Hollywood's $100 Million Benchmark Not What It Used To Be

Aired June 7, 2000 - 1:25 a.m. ET

THIS IS A RUSH TRANSCRIPT. THIS COPY MAY NOT BE IN ITS FINAL FORM AND MAY BE UPDATED.

MICHAEL HOLMES, WORLD NEWS: Well, $100 million used to represent astronomical earnings for a Hollywood film. But this, of course, is an age of mega budget films and high ticket prices.

And CNN's Paul Vercammen reports that the benchmark isn't what it used to be.

(BEGIN VIDEOTAPE)

(BEGIN VIDEO CLIP, "THE SOUND OF MUSIC")

CAST (singing): Climb every mountain.

(END VIDEO CLIP)

PAUL VERCAMMEN, CNN CORRESPONDENT (voice-over): "The Sound of Music" climbed the mountain first, earning $100 million at the U.S. box office. A record 21 movies did it last year. On top - "The Phantom Menace," $431 million domestic, and of course it made more overseas.

GEORGE LUCAS, FILM-MAKER: I think just more people are going to the movies now, and more people are going to the movies because there are more movie theaters and it's -- you know, it's -- the film industry is very robust.

VERCAMMEN: Even small-budget "American Pie" reached the milestone, baking up $102 million domestic.

JASON BIGGS, ACTOR: It was such a great feeling, that $100 million mark, and at the same time a little scary, because you know what? It may not happen again.

VERCAMMEN: But rising ticket prices, more movie theaters, more film showings make $100 million more attainable. When "The Patriot," starring Mel Gibson, bursts onscreen later this month, the producers expect it will blow away the benchmark.

MARK GORDON, PRODUCER, "THE PATRIOT": It would be disappointing for us to not cross the $100 million mark when we have a picture that we believe is so great, and also we have an actor who is one of the, if not the biggest box-office draw in the world, Mel Gibson.

VERCAMMEN: So far this year, "Mission: Impossible 2," "Gladiator" and "Erin Brockovich" have entered the $100 million club. "Dinosaur" will join in this week.

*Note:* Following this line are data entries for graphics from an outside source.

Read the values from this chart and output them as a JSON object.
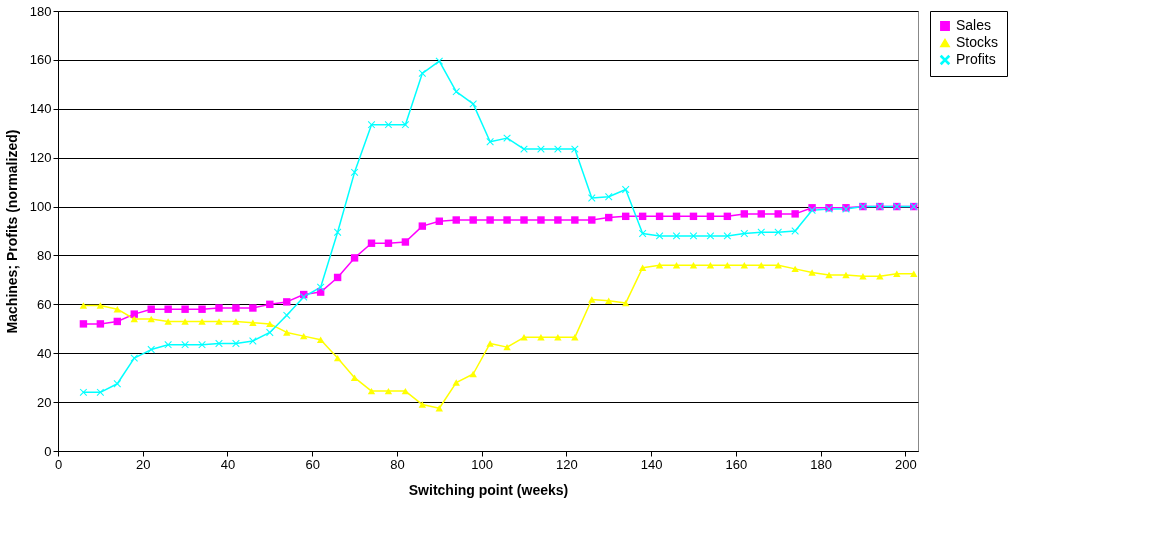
{
  "chart_data": {
    "type": "line",
    "xlabel": "Switching point (weeks)",
    "ylabel": "Machines; Profits (normalized)",
    "x": [
      6,
      10,
      14,
      18,
      22,
      26,
      30,
      34,
      38,
      42,
      46,
      50,
      54,
      58,
      62,
      66,
      70,
      74,
      78,
      82,
      86,
      90,
      94,
      98,
      102,
      106,
      110,
      114,
      118,
      122,
      126,
      130,
      134,
      138,
      142,
      146,
      150,
      154,
      158,
      162,
      166,
      170,
      174,
      178,
      182,
      186,
      190,
      194,
      198,
      202
    ],
    "series": [
      {
        "name": "Sales",
        "color": "#ff00ff",
        "marker": "square",
        "values": [
          52,
          52,
          53,
          56,
          58,
          58,
          58,
          58,
          58.5,
          58.5,
          58.5,
          60,
          61,
          64,
          65,
          71,
          79,
          85,
          85,
          85.5,
          92,
          94,
          94.5,
          94.5,
          94.5,
          94.5,
          94.5,
          94.5,
          94.5,
          94.5,
          94.5,
          95.5,
          96,
          96,
          96,
          96,
          96,
          96,
          96,
          97,
          97,
          97,
          97,
          99.5,
          99.5,
          99.5,
          100,
          100,
          100,
          100
        ]
      },
      {
        "name": "Stocks",
        "color": "#ffff00",
        "marker": "triangle",
        "values": [
          59.5,
          59.5,
          58,
          54,
          54,
          53,
          53,
          53,
          53,
          53,
          52.5,
          52,
          48.5,
          47,
          45.5,
          38,
          30,
          24.5,
          24.5,
          24.5,
          19,
          17.5,
          28,
          31.5,
          44,
          42.5,
          46.5,
          46.5,
          46.5,
          46.5,
          62,
          61.5,
          60.5,
          75,
          76,
          76,
          76,
          76,
          76,
          76,
          76,
          76,
          74.5,
          73,
          72,
          72,
          71.5,
          71.5,
          72.5,
          72.5
        ]
      },
      {
        "name": "Profits",
        "color": "#00ffff",
        "marker": "cross",
        "values": [
          24,
          24,
          27.5,
          38,
          41.5,
          43.5,
          43.5,
          43.5,
          44,
          44,
          45,
          48.5,
          55.5,
          63,
          67,
          89.5,
          114,
          133.5,
          133.5,
          133.5,
          154.5,
          159.5,
          147,
          142,
          126.5,
          128,
          123.5,
          123.5,
          123.5,
          123.5,
          103.5,
          104,
          107,
          89,
          88,
          88,
          88,
          88,
          88,
          89,
          89.5,
          89.5,
          90,
          98.5,
          99,
          99,
          100,
          100,
          100,
          100
        ]
      }
    ],
    "xlim": [
      0,
      203
    ],
    "xticks": [
      0,
      20,
      40,
      60,
      80,
      100,
      120,
      140,
      160,
      180,
      200
    ],
    "ylim": [
      0,
      180
    ],
    "yticks": [
      0,
      20,
      40,
      60,
      80,
      100,
      120,
      140,
      160,
      180
    ],
    "grid": "y",
    "legend": "right",
    "line_style": "solid"
  }
}
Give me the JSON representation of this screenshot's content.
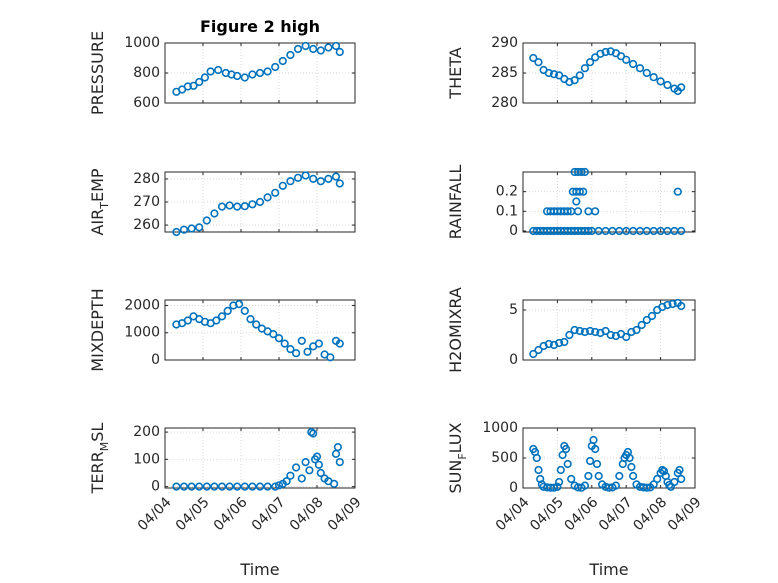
{
  "colors": {
    "marker": "#0072BD",
    "axis": "#262626",
    "grid": "#d9d9d9",
    "background": "#ffffff"
  },
  "chart_data": [
    {
      "id": "pressure",
      "type": "scatter",
      "title": "Figure 2 high",
      "ylabel": "PRESSURE",
      "xlabel": "",
      "xlim": [
        0,
        5
      ],
      "ylim": [
        600,
        1000
      ],
      "yticks": [
        600,
        800,
        1000
      ],
      "yticklabels": [
        "600",
        "800",
        "1000"
      ],
      "xticks": [
        0,
        1,
        2,
        3,
        4,
        5
      ],
      "show_xticklabels": false,
      "grid": true,
      "x": [
        0.3,
        0.45,
        0.6,
        0.75,
        0.9,
        1.05,
        1.2,
        1.4,
        1.6,
        1.75,
        1.9,
        2.1,
        2.3,
        2.5,
        2.7,
        2.9,
        3.1,
        3.3,
        3.5,
        3.7,
        3.9,
        4.1,
        4.3,
        4.5,
        4.6
      ],
      "y": [
        675,
        690,
        710,
        715,
        740,
        770,
        810,
        820,
        800,
        790,
        780,
        770,
        790,
        800,
        810,
        840,
        880,
        920,
        960,
        980,
        960,
        950,
        970,
        980,
        940
      ]
    },
    {
      "id": "theta",
      "type": "scatter",
      "ylabel": "THETA",
      "xlabel": "",
      "xlim": [
        0,
        5
      ],
      "ylim": [
        280,
        290
      ],
      "yticks": [
        280,
        285,
        290
      ],
      "yticklabels": [
        "280",
        "285",
        "290"
      ],
      "xticks": [
        0,
        1,
        2,
        3,
        4,
        5
      ],
      "show_xticklabels": false,
      "grid": true,
      "x": [
        0.3,
        0.45,
        0.6,
        0.75,
        0.9,
        1.05,
        1.2,
        1.35,
        1.5,
        1.65,
        1.8,
        1.95,
        2.1,
        2.25,
        2.4,
        2.55,
        2.7,
        2.85,
        3.0,
        3.2,
        3.4,
        3.6,
        3.8,
        4.0,
        4.2,
        4.4,
        4.5,
        4.6
      ],
      "y": [
        287.5,
        286.8,
        285.5,
        285.0,
        284.8,
        284.6,
        284.0,
        283.5,
        283.8,
        284.6,
        285.8,
        286.8,
        287.6,
        288.2,
        288.5,
        288.6,
        288.3,
        287.8,
        287.2,
        286.5,
        285.8,
        285.0,
        284.3,
        283.6,
        283.0,
        282.4,
        282.0,
        282.6
      ]
    },
    {
      "id": "air_temp",
      "type": "scatter",
      "ylabel": "AIR_TEMP",
      "ylabel_parts": [
        "AIR",
        "T",
        "EMP"
      ],
      "xlabel": "",
      "xlim": [
        0,
        5
      ],
      "ylim": [
        257,
        283
      ],
      "yticks": [
        260,
        270,
        280
      ],
      "yticklabels": [
        "260",
        "270",
        "280"
      ],
      "xticks": [
        0,
        1,
        2,
        3,
        4,
        5
      ],
      "show_xticklabels": false,
      "grid": true,
      "x": [
        0.3,
        0.5,
        0.7,
        0.9,
        1.1,
        1.3,
        1.5,
        1.7,
        1.9,
        2.1,
        2.3,
        2.5,
        2.7,
        2.9,
        3.1,
        3.3,
        3.5,
        3.7,
        3.9,
        4.1,
        4.3,
        4.5,
        4.6
      ],
      "y": [
        257,
        258,
        258.5,
        259,
        262,
        265,
        268,
        268.5,
        268,
        268.2,
        269,
        270,
        272,
        274,
        277,
        279,
        280.5,
        281.5,
        280,
        279,
        280,
        281,
        278
      ]
    },
    {
      "id": "rainfall",
      "type": "scatter",
      "ylabel": "RAINFALL",
      "xlabel": "",
      "xlim": [
        0,
        5
      ],
      "ylim": [
        -0.005,
        0.3
      ],
      "yticks": [
        0,
        0.1,
        0.2
      ],
      "yticklabels": [
        "0",
        "0.1",
        "0.2"
      ],
      "xticks": [
        0,
        1,
        2,
        3,
        4,
        5
      ],
      "show_xticklabels": false,
      "grid": true,
      "x": [
        0.3,
        0.4,
        0.5,
        0.6,
        0.7,
        0.8,
        0.9,
        1.0,
        1.1,
        1.2,
        1.3,
        1.4,
        1.5,
        1.6,
        1.7,
        1.8,
        1.9,
        2.0,
        2.2,
        2.4,
        2.6,
        2.8,
        3.0,
        3.2,
        3.4,
        3.6,
        3.8,
        4.0,
        4.2,
        4.4,
        4.6,
        0.7,
        0.8,
        0.9,
        1.0,
        1.1,
        1.2,
        1.3,
        1.4,
        1.6,
        1.9,
        2.1,
        1.45,
        1.55,
        1.65,
        1.75,
        1.5,
        1.6,
        1.7,
        1.8,
        1.55,
        4.5
      ],
      "y": [
        0,
        0,
        0,
        0,
        0,
        0,
        0,
        0,
        0,
        0,
        0,
        0,
        0,
        0,
        0,
        0,
        0,
        0,
        0,
        0,
        0,
        0,
        0,
        0,
        0,
        0,
        0,
        0,
        0,
        0,
        0,
        0.1,
        0.1,
        0.1,
        0.1,
        0.1,
        0.1,
        0.1,
        0.1,
        0.1,
        0.1,
        0.1,
        0.2,
        0.2,
        0.2,
        0.2,
        0.3,
        0.3,
        0.3,
        0.3,
        0.15,
        0.2
      ]
    },
    {
      "id": "mixdepth",
      "type": "scatter",
      "ylabel": "MIXDEPTH",
      "xlabel": "",
      "xlim": [
        0,
        5
      ],
      "ylim": [
        0,
        2200
      ],
      "yticks": [
        0,
        1000,
        2000
      ],
      "yticklabels": [
        "0",
        "1000",
        "2000"
      ],
      "xticks": [
        0,
        1,
        2,
        3,
        4,
        5
      ],
      "show_xticklabels": false,
      "grid": true,
      "x": [
        0.3,
        0.45,
        0.6,
        0.75,
        0.9,
        1.05,
        1.2,
        1.35,
        1.5,
        1.65,
        1.8,
        1.95,
        2.1,
        2.25,
        2.4,
        2.55,
        2.7,
        2.85,
        3.0,
        3.15,
        3.3,
        3.45,
        3.6,
        3.75,
        3.9,
        4.05,
        4.2,
        4.35,
        4.5,
        4.6
      ],
      "y": [
        1300,
        1350,
        1450,
        1600,
        1500,
        1400,
        1350,
        1450,
        1600,
        1800,
        2000,
        2050,
        1800,
        1500,
        1300,
        1150,
        1050,
        950,
        800,
        600,
        400,
        250,
        700,
        300,
        500,
        600,
        200,
        100,
        700,
        600
      ]
    },
    {
      "id": "h2omixra",
      "type": "scatter",
      "ylabel": "H2OMIXRA",
      "xlabel": "",
      "xlim": [
        0,
        5
      ],
      "ylim": [
        0,
        6
      ],
      "yticks": [
        0,
        5
      ],
      "yticklabels": [
        "0",
        "5"
      ],
      "xticks": [
        0,
        1,
        2,
        3,
        4,
        5
      ],
      "show_xticklabels": false,
      "grid": true,
      "x": [
        0.3,
        0.45,
        0.6,
        0.75,
        0.9,
        1.05,
        1.2,
        1.35,
        1.5,
        1.65,
        1.8,
        1.95,
        2.1,
        2.25,
        2.4,
        2.55,
        2.7,
        2.85,
        3.0,
        3.15,
        3.3,
        3.45,
        3.6,
        3.75,
        3.9,
        4.05,
        4.2,
        4.35,
        4.5,
        4.6
      ],
      "y": [
        0.6,
        1.0,
        1.4,
        1.6,
        1.5,
        1.7,
        1.8,
        2.5,
        3.0,
        2.9,
        2.8,
        2.9,
        2.8,
        2.7,
        2.9,
        2.5,
        2.4,
        2.6,
        2.3,
        2.8,
        3.0,
        3.5,
        4.0,
        4.4,
        5.0,
        5.3,
        5.5,
        5.6,
        5.7,
        5.4
      ]
    },
    {
      "id": "terr_msl",
      "type": "scatter",
      "ylabel": "TERR_MSL",
      "ylabel_parts": [
        "TERR",
        "M",
        "SL"
      ],
      "xlabel": "Time",
      "xlim": [
        0,
        5
      ],
      "ylim": [
        -5,
        215
      ],
      "yticks": [
        0,
        100,
        200
      ],
      "yticklabels": [
        "0",
        "100",
        "200"
      ],
      "xticks": [
        0,
        1,
        2,
        3,
        4,
        5
      ],
      "xticklabels": [
        "04/04",
        "04/05",
        "04/06",
        "04/07",
        "04/08",
        "04/09"
      ],
      "show_xticklabels": true,
      "grid": true,
      "x": [
        0.3,
        0.5,
        0.7,
        0.9,
        1.1,
        1.3,
        1.5,
        1.7,
        1.9,
        2.1,
        2.3,
        2.5,
        2.7,
        2.9,
        3.0,
        3.1,
        3.2,
        3.3,
        3.45,
        3.6,
        3.7,
        3.8,
        3.85,
        3.9,
        3.95,
        4.0,
        4.05,
        4.1,
        4.2,
        4.3,
        4.45,
        4.5,
        4.55,
        4.6
      ],
      "y": [
        0,
        0,
        0,
        0,
        0,
        0,
        0,
        0,
        0,
        0,
        0,
        0,
        0,
        0,
        5,
        10,
        20,
        40,
        70,
        30,
        90,
        60,
        200,
        195,
        100,
        110,
        80,
        50,
        30,
        20,
        10,
        120,
        145,
        90
      ]
    },
    {
      "id": "sun_flux",
      "type": "scatter",
      "ylabel": "SUN_FLUX",
      "ylabel_parts": [
        "SUN",
        "F",
        "LUX"
      ],
      "xlabel": "Time",
      "xlim": [
        0,
        5
      ],
      "ylim": [
        0,
        1000
      ],
      "yticks": [
        0,
        500,
        1000
      ],
      "yticklabels": [
        "0",
        "500",
        "1000"
      ],
      "xticks": [
        0,
        1,
        2,
        3,
        4,
        5
      ],
      "xticklabels": [
        "04/04",
        "04/05",
        "04/06",
        "04/07",
        "04/08",
        "04/09"
      ],
      "show_xticklabels": true,
      "grid": true,
      "x": [
        0.3,
        0.35,
        0.4,
        0.45,
        0.5,
        0.55,
        0.6,
        0.7,
        0.8,
        0.9,
        1.0,
        1.05,
        1.1,
        1.15,
        1.2,
        1.25,
        1.3,
        1.4,
        1.5,
        1.6,
        1.7,
        1.8,
        1.9,
        1.95,
        2.0,
        2.05,
        2.1,
        2.15,
        2.2,
        2.3,
        2.4,
        2.5,
        2.6,
        2.7,
        2.8,
        2.9,
        2.95,
        3.0,
        3.05,
        3.1,
        3.15,
        3.2,
        3.3,
        3.4,
        3.5,
        3.6,
        3.7,
        3.8,
        3.9,
        4.0,
        4.05,
        4.1,
        4.15,
        4.2,
        4.25,
        4.3,
        4.4,
        4.5,
        4.55,
        4.6
      ],
      "y": [
        650,
        600,
        500,
        300,
        150,
        60,
        20,
        10,
        5,
        5,
        20,
        100,
        300,
        550,
        700,
        650,
        400,
        150,
        40,
        10,
        5,
        40,
        200,
        450,
        700,
        800,
        650,
        400,
        200,
        60,
        20,
        5,
        10,
        40,
        200,
        400,
        500,
        550,
        600,
        500,
        350,
        200,
        60,
        20,
        10,
        5,
        10,
        60,
        150,
        250,
        300,
        280,
        200,
        100,
        50,
        20,
        100,
        250,
        300,
        150
      ]
    }
  ]
}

But crossing the barrier doesn't assure great profit margins as production costs spiral.

(BEGIN VIDEO CLIP, "WILD WILD WEST")

UNIDENTIFIED ACTOR: I'm not a lady, I'm a U.S. marshal.

(END VIDEO CLIP)

VERCAMMEN: "Wild Wild West" made $113 million domestically last year and was branded a bomb because it reportedly cost more than $170 million to make.

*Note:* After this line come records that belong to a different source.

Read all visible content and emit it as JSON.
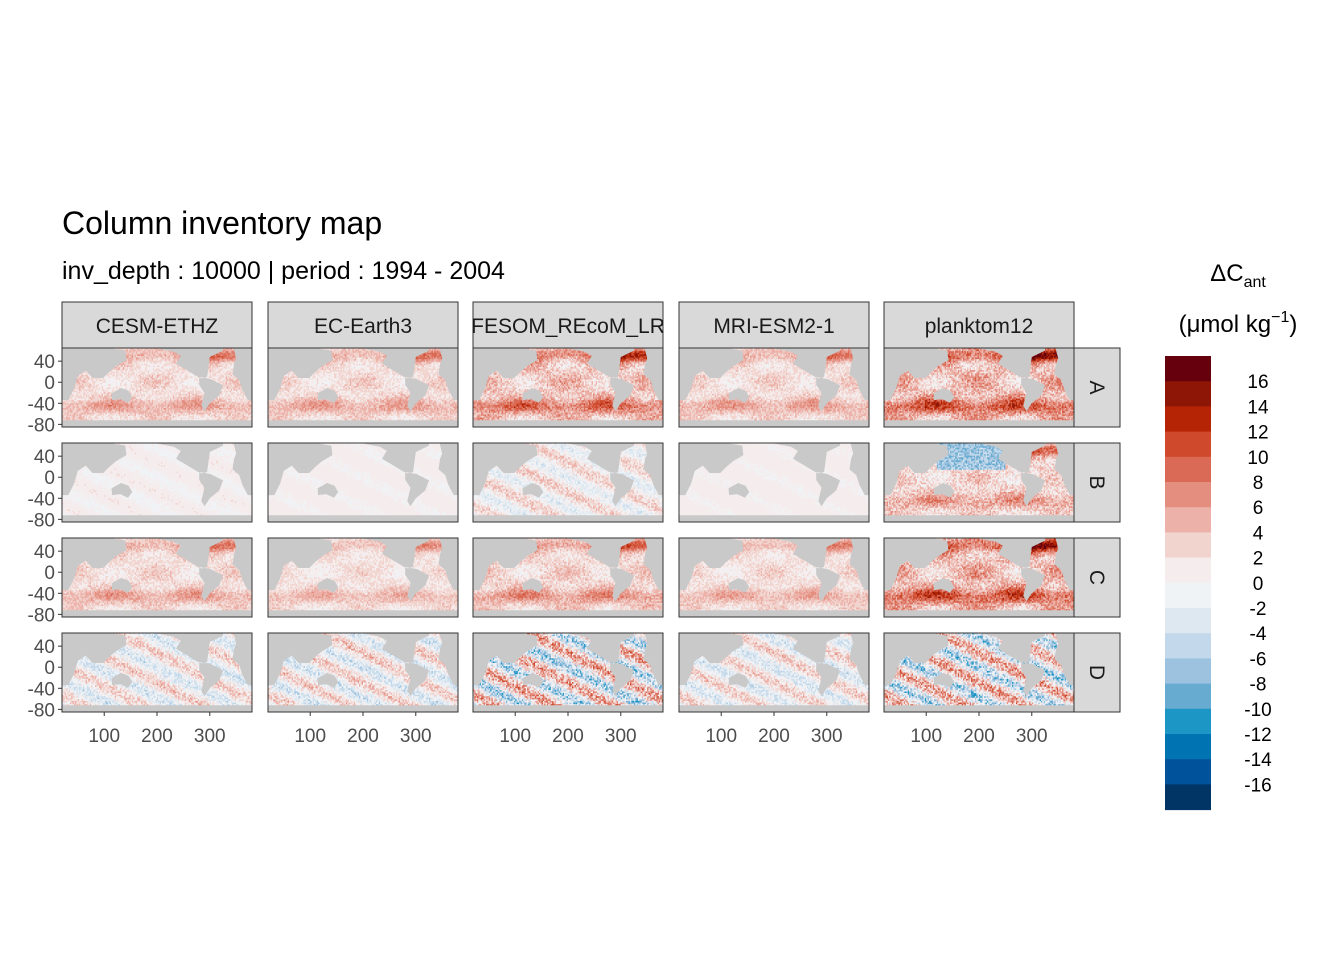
{
  "chart_data": {
    "type": "heatmap",
    "title": "Column inventory map",
    "subtitle": "inv_depth : 10000 | period : 1994 - 2004",
    "legend": {
      "title_main": "ΔC",
      "title_sub": "ant",
      "unit_prefix": "(μmol kg",
      "unit_sup": "−1",
      "unit_suffix": ")",
      "placement": "right",
      "breaks": [
        16,
        14,
        12,
        10,
        8,
        6,
        4,
        2,
        0,
        -2,
        -4,
        -6,
        -8,
        -10,
        -12,
        -14,
        -16
      ],
      "bins": [
        {
          "color": "#67000d"
        },
        {
          "color": "#8e1607"
        },
        {
          "color": "#b52505"
        },
        {
          "color": "#cf4a2c"
        },
        {
          "color": "#da6a55"
        },
        {
          "color": "#e48e7f"
        },
        {
          "color": "#ecb1a8"
        },
        {
          "color": "#f2d4cf"
        },
        {
          "color": "#f5eded"
        },
        {
          "color": "#f0f3f6"
        },
        {
          "color": "#dde8f1"
        },
        {
          "color": "#c3d9eb"
        },
        {
          "color": "#9dc2df"
        },
        {
          "color": "#67abd0"
        },
        {
          "color": "#1c96c4"
        },
        {
          "color": "#0074b3"
        },
        {
          "color": "#00529a"
        },
        {
          "color": "#003566"
        }
      ]
    },
    "columns": [
      "CESM-ETHZ",
      "EC-Earth3",
      "FESOM_REcoM_LR",
      "MRI-ESM2-1",
      "planktom12"
    ],
    "rows": [
      "A",
      "B",
      "C",
      "D"
    ],
    "x_ticks": [
      100,
      200,
      300
    ],
    "y_ticks": [
      40,
      0,
      -40,
      -80
    ],
    "xlim": [
      20,
      380
    ],
    "ylim": [
      -85,
      65
    ],
    "land_color": "#c9c9c9",
    "panel_magnitude": [
      [
        0.55,
        0.55,
        0.85,
        0.55,
        1.0
      ],
      [
        0.15,
        0.1,
        0.45,
        0.08,
        0.75
      ],
      [
        0.55,
        0.45,
        0.65,
        0.5,
        1.0
      ],
      [
        0.55,
        0.6,
        1.0,
        0.55,
        1.0
      ]
    ],
    "panel_sign_mode": [
      [
        1,
        1,
        1,
        1,
        1
      ],
      [
        0,
        0,
        0,
        0,
        -1
      ],
      [
        1,
        1,
        1,
        1,
        1
      ],
      [
        0,
        0,
        0,
        0,
        0
      ]
    ]
  }
}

(BEGIN VIDEO CLIP, "MY DOG SKIP")

FRANKIE MUNIZ, ACTOR: Go get them, Skip.

(END VIDEO CLIP)

VERCAMMEN: You want huge profits. Take "My Dog Skip" - $5 million to make. It's earned just under $35 million.

MARK JOHNSON, PRODUCER, "MY DOG SKIP": Give me that $35 million against a $5 million negative cost any day over a $100 million movie that costs, you know, $92 million to make.

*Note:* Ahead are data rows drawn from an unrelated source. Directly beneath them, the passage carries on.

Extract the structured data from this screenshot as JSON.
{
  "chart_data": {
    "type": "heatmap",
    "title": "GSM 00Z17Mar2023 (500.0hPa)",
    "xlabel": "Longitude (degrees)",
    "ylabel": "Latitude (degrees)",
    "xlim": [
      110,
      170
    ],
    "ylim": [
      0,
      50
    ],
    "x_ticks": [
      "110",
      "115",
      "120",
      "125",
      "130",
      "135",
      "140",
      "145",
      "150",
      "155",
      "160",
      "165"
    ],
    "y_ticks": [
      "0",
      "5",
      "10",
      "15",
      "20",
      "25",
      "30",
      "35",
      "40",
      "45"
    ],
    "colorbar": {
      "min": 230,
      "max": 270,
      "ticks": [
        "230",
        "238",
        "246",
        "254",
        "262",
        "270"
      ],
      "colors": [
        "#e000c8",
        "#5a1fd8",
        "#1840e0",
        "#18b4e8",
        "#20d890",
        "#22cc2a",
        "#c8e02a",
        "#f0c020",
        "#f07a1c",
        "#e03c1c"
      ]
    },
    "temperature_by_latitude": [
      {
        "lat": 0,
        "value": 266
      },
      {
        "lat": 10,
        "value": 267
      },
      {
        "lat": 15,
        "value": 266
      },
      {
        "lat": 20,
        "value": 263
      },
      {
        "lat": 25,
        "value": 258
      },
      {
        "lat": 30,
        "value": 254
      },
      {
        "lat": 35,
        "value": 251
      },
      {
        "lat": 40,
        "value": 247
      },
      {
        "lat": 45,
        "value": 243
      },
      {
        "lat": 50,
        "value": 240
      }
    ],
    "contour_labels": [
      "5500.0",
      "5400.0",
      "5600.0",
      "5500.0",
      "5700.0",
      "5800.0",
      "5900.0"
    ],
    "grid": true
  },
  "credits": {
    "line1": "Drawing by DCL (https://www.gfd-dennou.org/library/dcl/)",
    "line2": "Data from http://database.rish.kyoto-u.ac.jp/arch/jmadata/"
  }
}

VERCAMMEN: In 1967, with the average movie ticket costing $1.22, the "Sound of Music" crossed the $100 million benchmark. It took almost two years after being released in various stages. Last year, with the average ticket price at $5.08, "The Phantom Menace" obliterated the $100 million mark in the U.S. in a record five days.

Paul Vercammen, CNN Entertainment News, Hollywood.